Era lo más natural, puesto que se hablaba de la situación en Prusia, que Anna Pávlovna rogara a Borís que contara sus impresiones del viaje a Glogau y el estado del ejército prusiano. Borís, sin prisas y en correcto francés, contó numerosos detalles interesantes sobre la situación de las tropas y la Corte, procurando no exponer su opinión personal acerca de cuanto refería. Durante algún tiempo, Borís concentró toda la atención del grupo y Anna Pávlovna comprendió con íntima satisfacción que su novedad de aquella noche era aceptada gratamente por todos los invitados. Elena mostró especialmente una vivísima atención por el relato de Borís; lo interrumpió varias veces con preguntas sobre ciertos detalles de su viaje y pareció interesarle, en particular, la situación del ejército prusiano. Apenas hubo terminado, se volvió a él con su sonrisa de siempre.

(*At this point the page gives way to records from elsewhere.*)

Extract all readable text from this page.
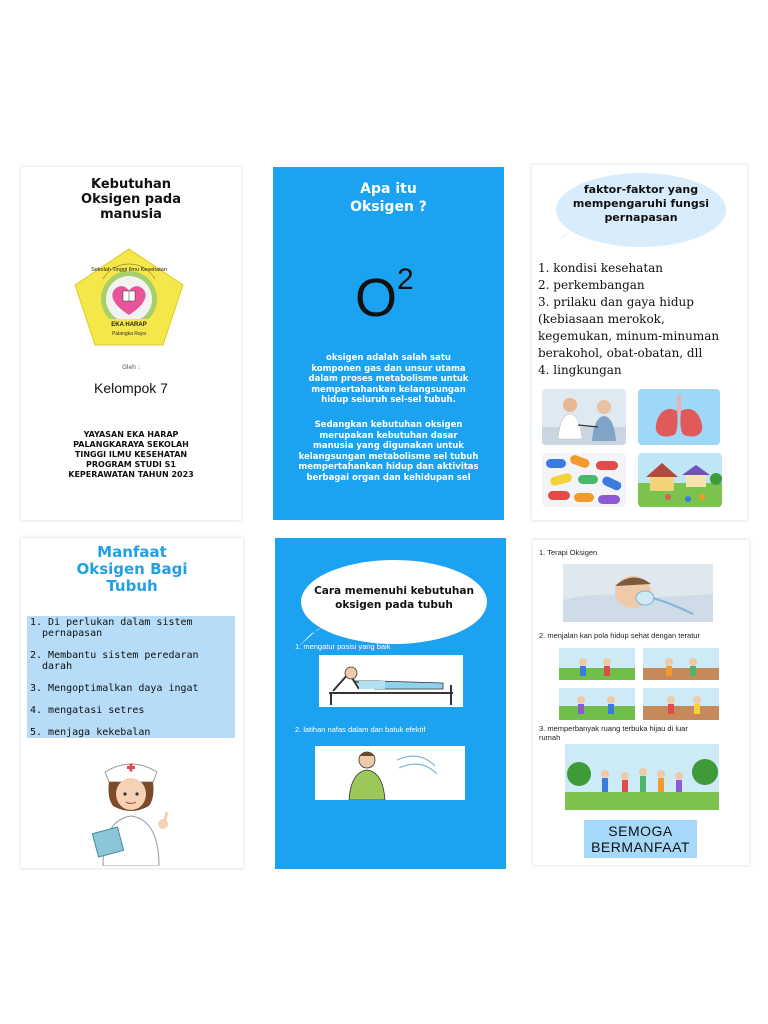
Kebutuhan
Oksigen pada
manusia
Sekolah Tinggi Ilmu Kesehatan
EKA HARAP
Palangka Raya
Oleh :
Kelompok 7
YAYASAN EKA HARAP
PALANGKARAYA SEKOLAH
TINGGI ILMU KESEHATAN
PROGRAM STUDI S1
KEPERAWATAN TAHUN 2023
Apa itu
Oksigen ?
$O^2$
oksigen adalah salah satu
komponen gas dan unsur utama
dalam proses metabolisme untuk
mempertahankan kelangsungan
hidup seluruh sel-sel tubuh.
Sedangkan kebutuhan oksigen
merupakan kebutuhan dasar
manusia yang digunakan untuk
kelangsungan metabolisme sel tubuh
mempertahankan hidup dan aktivitas
berbagai organ dan kehidupan sel
faktor-faktor yang
mempengaruhi fungsi
pernapasan
1. kondisi kesehatan
2. perkembangan
3. prilaku dan gaya hidup
(kebiasaan merokok,
kegemukan, minum-minuman
berakohol, obat-obatan, dll
4. lingkungan
Manfaat
Oksigen Bagi
Tubuh
1. Di perlukan dalam sistem
pernapasan
2. Membantu sistem peredaran
darah
3. Mengoptimalkan daya ingat
4. mengatasi setres
5. menjaga kekebalan
Cara memenuhi kebutuhan
oksigen pada tubuh
1. mengatur posisi yang baik
2. latihan nafas dalam dan batuk efektif
1. Terapi Oksigen
2. menjalan kan pola hidup sehat dengan teratur
3. memperbanyak ruang terbuka hijau di luar
rumah
SEMOGA
BERMANFAAT
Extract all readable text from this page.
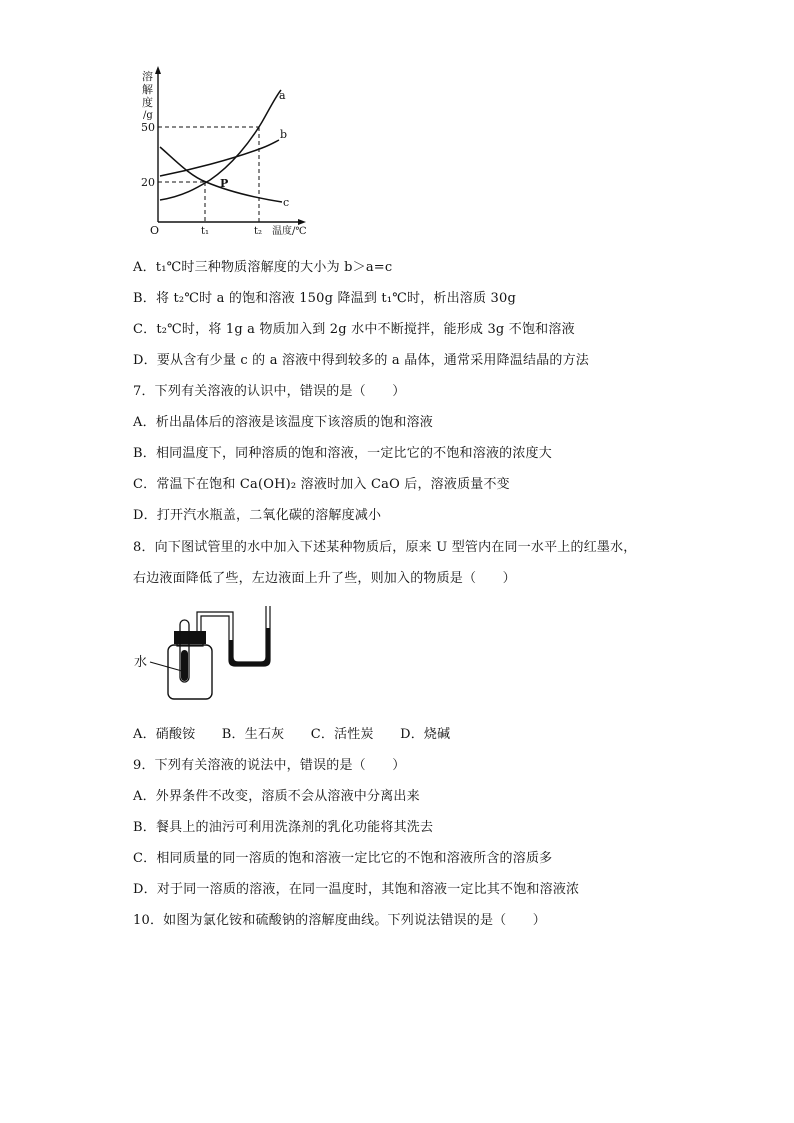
溶
解
度
/g
50
20
O	t₁	t₂ 温度/℃
P
a
b
c
水
A．t₁℃时三种物质溶解度的大小为 b＞a=c
B．将 t₂℃时 a 的饱和溶液 150g 降温到 t₁℃时，析出溶质 30g
C．t₂℃时，将 1g a 物质加入到 2g 水中不断搅拌，能形成 3g 不饱和溶液
D．要从含有少量 c 的 a 溶液中得到较多的 a 晶体，通常采用降温结晶的方法
7．下列有关溶液的认识中，错误的是（　　）
A．析出晶体后的溶液是该温度下该溶质的饱和溶液
B．相同温度下，同种溶质的饱和溶液，一定比它的不饱和溶液的浓度大
C．常温下在饱和 Ca(OH)₂ 溶液时加入 CaO 后，溶液质量不变
D．打开汽水瓶盖，二氧化碳的溶解度减小
8．向下图试管里的水中加入下述某种物质后，原来 U 型管内在同一水平上的红墨水，
右边液面降低了些，左边液面上升了些，则加入的物质是（　　）
A．硝酸铵　　B．生石灰　　C．活性炭　　D．烧碱
9．下列有关溶液的说法中，错误的是（　　）
A．外界条件不改变，溶质不会从溶液中分离出来
B．餐具上的油污可利用洗涤剂的乳化功能将其洗去
C．相同质量的同一溶质的饱和溶液一定比它的不饱和溶液所含的溶质多
D．对于同一溶质的溶液，在同一温度时，其饱和溶液一定比其不饱和溶液浓
10．如图为氯化铵和硫酸钠的溶解度曲线。下列说法错误的是（　　）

—Il faut absolument que vous veniez me voir— dijo con tal entonación como si, por ciertos motivos ignorados por él, fuese absolutamente necesario. —Mardi, entre les huit et neuf heures. Vous me ferez grand plaisir.[262]

Borís prometió cumplir su deseo, y quería continuar la conversación con ella, cuando Anna Pávlovna lo llamó con el pretexto de que “mi tía” deseaba oírlo.

—Conoce a su marido, ¿verdad?— dijo Anna Pávlovna cerrando los ojos y señalando con tristeza a Elena. —¡Es una mujer tan desventurada y tan hermosa!… No hable de ese hombre delante de ella. Se lo ruego. Le resulta demasiado penoso.